Anciano y solterón, Alcibíades se había transformado con los años en un verdadero ermitaño que decidió, un lejano día, no abandonar jamás su vetusta residencia. Dentro de esas cuatro paredes se paseaba día y noche como un fantasma gruñón y sus vecinos podían contemplar a través de los viejos ventanales su silueta encorvada que recorría las desocupadas habitaciones hasta altas horas de la noche.
Durante el día, los muchachos apedreaban los ventanales provocando la ira del anciano, quien, escoba en ristre, amagaba perseguirlos, provocando el jolgorio de esos rapaces.
El odio fue creciendo en el pecho de Alcibíades. El mundo era para el un estorbo y Florinda, una viejecita muy animosa, la única persona con la que el anciano tenía una precaria relación, ya que era la que le cocinaba, aseaba sus habitaciones y le lavaba sus escasas vestimentas, le recomendaba que se cambiara de domicilio, que aquello era demasiado grande para él y que estaría más cómodo en una pensión. El viejo montaba en cólera y la despedía a grandes voces por lo que consideraba un verdadero insulto. Florinda era perseverante, sin embargo y regresaba cada cierto tiempo para realizar sus labores, haciendo oídos sordos a las recriminaciones del anciano.

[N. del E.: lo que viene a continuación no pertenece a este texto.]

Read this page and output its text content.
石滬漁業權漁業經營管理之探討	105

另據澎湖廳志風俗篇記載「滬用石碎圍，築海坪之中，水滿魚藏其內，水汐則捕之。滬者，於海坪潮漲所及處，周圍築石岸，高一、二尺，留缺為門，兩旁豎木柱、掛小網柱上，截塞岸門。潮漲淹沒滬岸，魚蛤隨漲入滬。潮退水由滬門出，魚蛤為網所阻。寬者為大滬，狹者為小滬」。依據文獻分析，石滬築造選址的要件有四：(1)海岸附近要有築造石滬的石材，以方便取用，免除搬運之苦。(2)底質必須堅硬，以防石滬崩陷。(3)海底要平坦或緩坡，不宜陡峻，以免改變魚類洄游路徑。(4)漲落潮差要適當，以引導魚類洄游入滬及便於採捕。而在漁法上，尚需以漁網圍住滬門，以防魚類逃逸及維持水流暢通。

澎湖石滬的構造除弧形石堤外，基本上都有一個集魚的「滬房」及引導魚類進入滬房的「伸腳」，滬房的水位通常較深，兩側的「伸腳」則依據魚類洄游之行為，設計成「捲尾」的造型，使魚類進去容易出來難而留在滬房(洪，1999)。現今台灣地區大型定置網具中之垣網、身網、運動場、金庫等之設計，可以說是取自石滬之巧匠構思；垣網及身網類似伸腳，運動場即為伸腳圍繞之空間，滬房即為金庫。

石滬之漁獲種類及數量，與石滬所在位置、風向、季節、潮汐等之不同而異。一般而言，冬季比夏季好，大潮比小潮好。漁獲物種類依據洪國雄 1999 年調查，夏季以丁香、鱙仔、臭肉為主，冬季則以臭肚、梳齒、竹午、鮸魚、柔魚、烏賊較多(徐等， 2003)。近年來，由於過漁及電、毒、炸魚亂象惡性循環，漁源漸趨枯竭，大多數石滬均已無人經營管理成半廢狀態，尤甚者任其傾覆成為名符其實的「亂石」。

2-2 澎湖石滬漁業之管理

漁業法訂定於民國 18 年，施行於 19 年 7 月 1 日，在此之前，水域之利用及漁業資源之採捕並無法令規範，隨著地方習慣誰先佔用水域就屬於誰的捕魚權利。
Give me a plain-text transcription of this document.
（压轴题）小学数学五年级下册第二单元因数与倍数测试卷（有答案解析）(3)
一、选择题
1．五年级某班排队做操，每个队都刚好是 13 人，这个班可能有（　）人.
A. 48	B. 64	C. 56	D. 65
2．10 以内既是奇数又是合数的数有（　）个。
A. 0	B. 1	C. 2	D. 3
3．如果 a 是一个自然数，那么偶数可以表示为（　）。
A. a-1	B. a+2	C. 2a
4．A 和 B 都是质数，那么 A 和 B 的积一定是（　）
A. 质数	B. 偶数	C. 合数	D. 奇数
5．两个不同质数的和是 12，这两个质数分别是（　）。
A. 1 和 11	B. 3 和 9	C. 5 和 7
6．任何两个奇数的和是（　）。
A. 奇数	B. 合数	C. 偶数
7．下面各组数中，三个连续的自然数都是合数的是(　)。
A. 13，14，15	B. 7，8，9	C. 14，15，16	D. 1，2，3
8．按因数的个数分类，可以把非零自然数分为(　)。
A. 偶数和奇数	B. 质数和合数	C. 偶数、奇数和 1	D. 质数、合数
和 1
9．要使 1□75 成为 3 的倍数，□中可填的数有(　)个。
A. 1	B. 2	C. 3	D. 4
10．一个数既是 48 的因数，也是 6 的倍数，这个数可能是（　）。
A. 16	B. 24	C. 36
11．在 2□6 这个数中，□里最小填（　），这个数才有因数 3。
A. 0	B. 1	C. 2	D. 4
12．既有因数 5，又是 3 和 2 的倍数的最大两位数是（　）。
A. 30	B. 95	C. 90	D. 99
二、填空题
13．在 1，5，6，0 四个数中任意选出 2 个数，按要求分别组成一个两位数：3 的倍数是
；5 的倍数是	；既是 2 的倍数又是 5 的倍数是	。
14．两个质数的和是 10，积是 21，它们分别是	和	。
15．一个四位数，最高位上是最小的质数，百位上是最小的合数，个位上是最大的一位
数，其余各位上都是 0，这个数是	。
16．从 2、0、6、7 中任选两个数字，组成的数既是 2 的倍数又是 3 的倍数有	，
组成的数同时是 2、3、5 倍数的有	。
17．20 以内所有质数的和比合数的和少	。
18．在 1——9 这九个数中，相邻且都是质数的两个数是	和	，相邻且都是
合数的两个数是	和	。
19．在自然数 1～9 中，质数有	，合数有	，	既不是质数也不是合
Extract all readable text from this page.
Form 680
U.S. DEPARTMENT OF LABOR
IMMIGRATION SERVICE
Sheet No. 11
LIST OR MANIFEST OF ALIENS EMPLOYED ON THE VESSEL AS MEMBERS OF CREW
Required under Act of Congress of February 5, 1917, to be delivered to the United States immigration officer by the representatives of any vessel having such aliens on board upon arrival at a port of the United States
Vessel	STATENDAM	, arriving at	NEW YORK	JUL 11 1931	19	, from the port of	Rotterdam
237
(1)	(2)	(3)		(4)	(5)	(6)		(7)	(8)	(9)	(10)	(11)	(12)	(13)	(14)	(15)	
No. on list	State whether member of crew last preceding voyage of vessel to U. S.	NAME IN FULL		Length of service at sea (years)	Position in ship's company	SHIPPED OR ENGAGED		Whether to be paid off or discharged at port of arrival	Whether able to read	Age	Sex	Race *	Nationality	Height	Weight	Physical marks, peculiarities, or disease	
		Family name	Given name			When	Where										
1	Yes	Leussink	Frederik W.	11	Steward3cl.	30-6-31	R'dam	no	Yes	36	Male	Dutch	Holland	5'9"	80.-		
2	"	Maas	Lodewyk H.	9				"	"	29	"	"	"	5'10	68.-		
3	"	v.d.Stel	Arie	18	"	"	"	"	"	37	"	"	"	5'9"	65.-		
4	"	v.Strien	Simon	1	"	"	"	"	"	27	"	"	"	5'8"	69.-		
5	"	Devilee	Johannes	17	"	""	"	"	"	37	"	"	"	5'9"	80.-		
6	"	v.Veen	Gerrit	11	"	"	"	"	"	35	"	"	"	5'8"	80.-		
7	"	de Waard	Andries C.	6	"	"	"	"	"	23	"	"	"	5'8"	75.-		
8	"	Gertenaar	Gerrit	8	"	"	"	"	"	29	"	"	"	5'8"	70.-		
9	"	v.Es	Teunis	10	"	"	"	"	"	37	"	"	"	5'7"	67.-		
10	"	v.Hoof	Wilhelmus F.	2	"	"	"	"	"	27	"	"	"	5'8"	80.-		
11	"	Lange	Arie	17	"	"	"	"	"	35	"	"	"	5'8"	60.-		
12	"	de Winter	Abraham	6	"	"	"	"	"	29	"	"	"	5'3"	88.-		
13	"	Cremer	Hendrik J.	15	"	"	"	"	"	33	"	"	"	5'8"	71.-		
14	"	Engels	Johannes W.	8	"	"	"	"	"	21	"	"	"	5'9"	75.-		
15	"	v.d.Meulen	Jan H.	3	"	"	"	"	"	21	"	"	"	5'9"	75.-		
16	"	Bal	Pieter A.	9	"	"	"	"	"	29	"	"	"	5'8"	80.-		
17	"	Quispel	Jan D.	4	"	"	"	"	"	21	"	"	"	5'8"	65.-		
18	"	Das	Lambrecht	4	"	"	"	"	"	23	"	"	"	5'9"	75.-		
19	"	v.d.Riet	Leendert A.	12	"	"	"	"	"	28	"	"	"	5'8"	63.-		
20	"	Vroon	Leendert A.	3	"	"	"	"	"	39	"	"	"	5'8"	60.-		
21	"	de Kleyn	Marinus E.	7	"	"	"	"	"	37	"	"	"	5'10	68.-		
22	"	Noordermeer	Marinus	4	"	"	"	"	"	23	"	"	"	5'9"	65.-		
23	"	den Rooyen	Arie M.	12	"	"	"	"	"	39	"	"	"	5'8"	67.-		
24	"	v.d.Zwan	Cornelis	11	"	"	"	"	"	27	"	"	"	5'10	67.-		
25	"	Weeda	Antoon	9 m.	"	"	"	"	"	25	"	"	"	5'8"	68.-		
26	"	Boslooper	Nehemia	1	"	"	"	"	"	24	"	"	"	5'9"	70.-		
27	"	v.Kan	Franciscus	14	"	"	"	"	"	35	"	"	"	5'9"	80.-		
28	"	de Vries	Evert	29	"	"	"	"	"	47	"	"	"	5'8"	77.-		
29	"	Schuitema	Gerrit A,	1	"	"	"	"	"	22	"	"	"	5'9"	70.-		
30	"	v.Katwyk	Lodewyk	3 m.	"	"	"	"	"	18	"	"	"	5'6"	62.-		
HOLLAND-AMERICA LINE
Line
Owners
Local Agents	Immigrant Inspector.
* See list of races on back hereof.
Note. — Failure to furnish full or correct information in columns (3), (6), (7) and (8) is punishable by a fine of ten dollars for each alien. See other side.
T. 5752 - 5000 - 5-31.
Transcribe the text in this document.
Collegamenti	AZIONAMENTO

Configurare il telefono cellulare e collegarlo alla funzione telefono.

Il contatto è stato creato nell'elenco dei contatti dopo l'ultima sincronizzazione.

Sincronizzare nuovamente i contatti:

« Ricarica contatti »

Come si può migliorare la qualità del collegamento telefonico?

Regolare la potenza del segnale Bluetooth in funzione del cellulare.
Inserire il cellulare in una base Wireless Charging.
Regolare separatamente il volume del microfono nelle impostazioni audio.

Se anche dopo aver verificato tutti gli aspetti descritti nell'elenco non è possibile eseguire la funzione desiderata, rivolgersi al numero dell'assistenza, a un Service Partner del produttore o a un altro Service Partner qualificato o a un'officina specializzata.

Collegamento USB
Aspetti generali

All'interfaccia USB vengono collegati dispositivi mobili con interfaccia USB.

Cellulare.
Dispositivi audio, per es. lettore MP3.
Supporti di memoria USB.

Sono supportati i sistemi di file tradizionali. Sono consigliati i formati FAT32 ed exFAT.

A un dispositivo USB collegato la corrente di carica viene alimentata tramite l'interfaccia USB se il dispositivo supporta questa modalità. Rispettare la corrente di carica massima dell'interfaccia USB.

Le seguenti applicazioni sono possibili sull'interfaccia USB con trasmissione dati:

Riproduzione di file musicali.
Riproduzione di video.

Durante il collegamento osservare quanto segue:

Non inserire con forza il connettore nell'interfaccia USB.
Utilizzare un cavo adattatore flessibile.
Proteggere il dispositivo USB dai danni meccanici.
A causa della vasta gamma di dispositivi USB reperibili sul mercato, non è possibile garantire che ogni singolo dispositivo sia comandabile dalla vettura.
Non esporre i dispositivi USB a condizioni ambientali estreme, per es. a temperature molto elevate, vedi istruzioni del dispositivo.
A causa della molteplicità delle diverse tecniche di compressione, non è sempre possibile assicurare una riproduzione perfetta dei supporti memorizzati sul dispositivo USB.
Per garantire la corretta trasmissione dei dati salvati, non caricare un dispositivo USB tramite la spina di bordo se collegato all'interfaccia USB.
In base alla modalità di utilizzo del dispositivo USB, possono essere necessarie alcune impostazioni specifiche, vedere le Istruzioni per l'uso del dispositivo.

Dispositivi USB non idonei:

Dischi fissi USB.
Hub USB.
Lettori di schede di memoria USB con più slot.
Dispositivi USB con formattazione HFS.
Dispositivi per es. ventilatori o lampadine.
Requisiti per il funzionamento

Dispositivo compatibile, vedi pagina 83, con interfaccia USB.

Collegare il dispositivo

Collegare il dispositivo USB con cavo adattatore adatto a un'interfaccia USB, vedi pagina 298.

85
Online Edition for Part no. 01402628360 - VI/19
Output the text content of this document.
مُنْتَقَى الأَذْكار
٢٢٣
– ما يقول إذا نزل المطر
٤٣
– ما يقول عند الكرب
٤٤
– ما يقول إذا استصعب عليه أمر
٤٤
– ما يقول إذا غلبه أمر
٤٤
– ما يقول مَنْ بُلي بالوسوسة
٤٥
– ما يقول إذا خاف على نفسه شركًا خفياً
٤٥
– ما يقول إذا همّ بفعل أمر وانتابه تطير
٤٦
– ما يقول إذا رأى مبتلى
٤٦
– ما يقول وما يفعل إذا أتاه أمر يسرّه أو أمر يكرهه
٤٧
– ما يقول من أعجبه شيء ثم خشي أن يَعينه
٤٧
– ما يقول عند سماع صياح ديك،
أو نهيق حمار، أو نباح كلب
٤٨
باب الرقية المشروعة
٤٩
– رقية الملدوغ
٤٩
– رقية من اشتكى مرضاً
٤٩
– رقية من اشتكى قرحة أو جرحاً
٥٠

Alcibíades no tenía familiares y si los había jamás se presentaron en la residencia. A veces se ponía conversador y sentados a la mesa, frente a una taza de café, ambos ancianos comenzaban a hilar recuerdos y entonces la casa parecía renacer, los deslavados cuadros de los antepasados restallaban nuevos fulgores y el papel tapiz recobraba su antiguo colorido.
Florinda enfermó de gravedad y estuvo hospitalizada casi un mes en un nosocomio para indigentes. Cuando se recuperó, era un espectro enflaquecido que -aún así- y conmovedoramente fiel a su gruñón amigo, llegó a duras penas a la vieja mansión. Alcibíades la recibió con grandes muestras de cariño, no le permitió realizar ninguna labor y para su asombro, le sirvió una sustanciosa sopa que tuvo el mérito de revitalizarla.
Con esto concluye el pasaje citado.